Спохватившись, они обе замолчали. Это слово я использую в переносном смысле. На самом деле, чтобы сбить меня с толку, они заговорили с удвоенной силой, принялись что-то обсуждать: не то коммунальную очередь (на этой неделе моет Панька, после Паньки — Зоя Петровна); не то праздник, к которому пора готовиться, съездить в Елисеевский за живой рыбой (в те годы живая рыба еще плавала в магазинных аквариумах, это потом, уже на моей памяти, неестественно выгнутые тушки смерзлись в мертвые рыбьи брикеты, чтобы, оттаивая, испускать сладковато-неистребимую вонь). Но на этой хозяйственной мякине меня уже было не провести. Их тактику я раскусила довольно скоро. А потому знала: никуда им от этих слов не деться. Надо просто затаиться, дождаться, пока они опять заговорят.

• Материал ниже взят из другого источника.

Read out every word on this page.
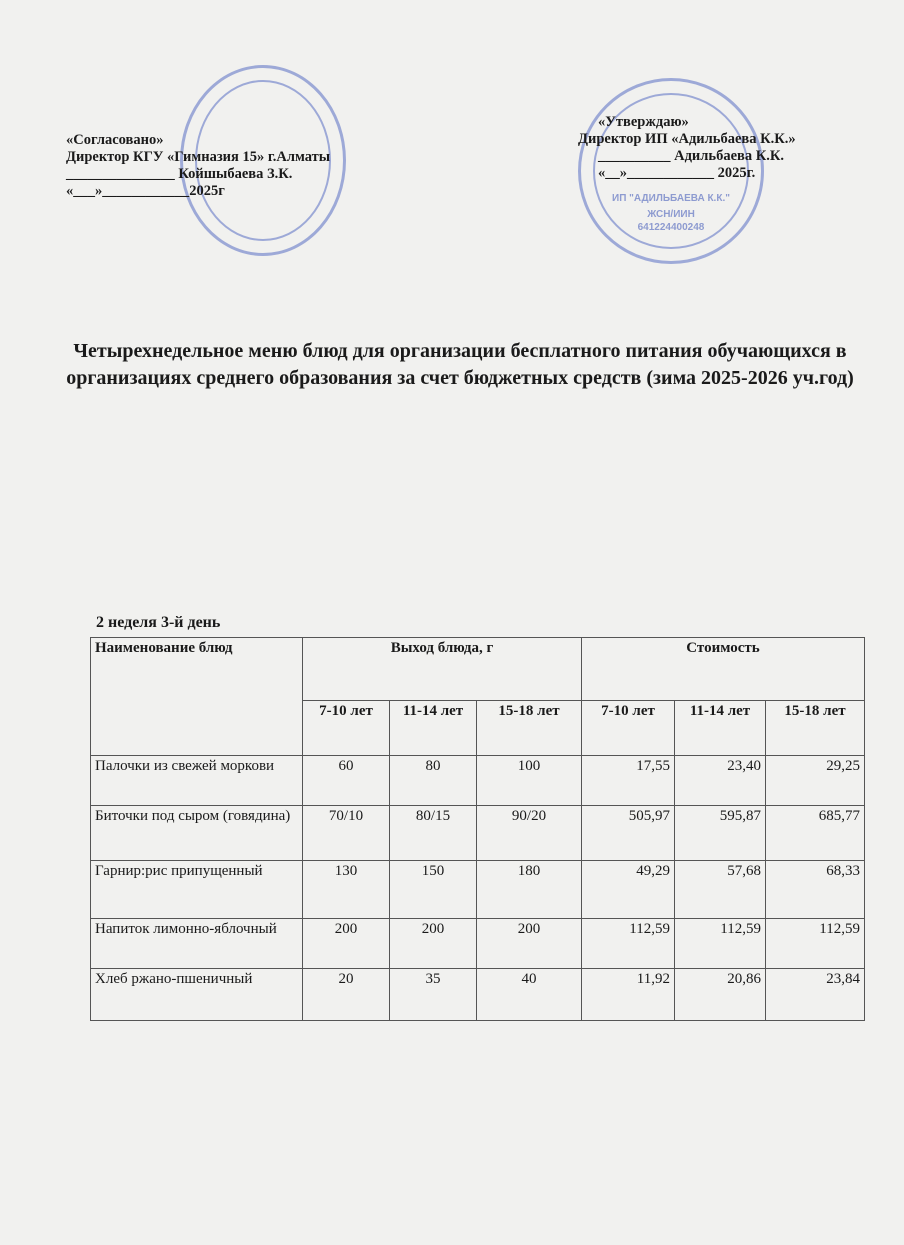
ИП "АДИЛЬБАЕВА К.К."
ЖСН/ИИН
641224400248
«Согласовано»
Директор КГУ «Гимназия 15» г.Алматы
_______________ Койшыбаева З.К.
«___»____________2025г
«Утверждаю»
Директор ИП «Адильбаева К.К.»
__________ Адильбаева К.К.
«__»____________ 2025г.
Четырехнедельное меню блюд для организации бесплатного питания обучающихся в организациях среднего образования за счет бюджетных средств (зима 2025-2026 уч.год)
2 неделя 3-й день
Наименование блюд	Выход блюда, г			Стоимость		
	7-10 лет	11-14 лет	15-18 лет	7-10 лет	11-14 лет	15-18 лет
Палочки из свежей моркови	60	80	100	17,55	23,40	29,25
Биточки под сыром (говядина)	70/10	80/15	90/20	505,97	595,87	685,77
Гарнир:рис припущенный	130	150	180	49,29	57,68	68,33
Напиток лимонно-яблочный	200	200	200	112,59	112,59	112,59
Хлеб ржано-пшеничный	20	35	40	11,92	20,86	23,84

С моей стороны тут проглядывали начатки стратегии, которой с этих пор я неукоснительно придерживалась, что — не сразу, а в свой срок, — принесло плоды. У меня в голове завелась отдельная полочка, куда я складывала их неизбежные проговорки, порой вербальные, но чаще интонационно-мимические: то вдруг мама упомянет какую-то неведомую Марфушку, и бабушкины глаза затянутся пленочкой тонкого, но никак не унимающегося презрения; то, когда мы уходим на прогулку, бабушка, уловив посторонний запах с кухни, похожий на сладковатую гниль, едва заметно поморщится, но не скажет: «У Паньки, там, на окне, что-то испортилось», а обронит про больницуконяшина и мягкиечасти, а мама зачем-то выглянет на площадку, будто ей надо в чем-то убедиться. А потом, часа через полтора, когда мы вернемся с прогулки, и запах гнили и тления ударит прямо в ноздри, виновато объяснит: «Это вымя. Панька варит», — а бабушка уйдет к себе за шкаф и будет лежать до самого вечера. А на другое утро, когда вонь успеет развеяться, вдруг скажет: «Панька в Ленинграде с сорок четвертого», и мама на это усмехнется: «Ну да, понятно». Или бабушка безотчетно, задумавшись, нарежет кусочек хлеба на мелкие кубики, а потом, словно очнувшись, это за собой заметит и сметет в горсточку все до единой крошки, но не стряхнет в пустое блюдце, а соберет губами с ладони.
Чего в нашей семье не было — нарочито воспитательных «моментов». Типа: доедай все, что положено в тарелку, дети в блокаду голодали, выкидывать продукты — грех. Опасность впасть в этот грех они, аккуратно и последовательно доедая все, что оставалось на тарелках или в кастрюлях, рассматривали лишь применительно к себе. Будто осознавали себя членами какого-то тайного ордена, чей статут и ритуал зиждется не столько на общепринятых моральных нормах (они, эти нормы, подразумевались по умолчанию — как, скажем, десять заповедей в душе не воцерковленного потомка строгой, старообрядческой, семьи), но и на своих собственных, особых, к которым потомки вроде бы и могут приобщиться, однако не безусловно и не задаром. А предприняв для этого известные усилия. Известные им, но не мне.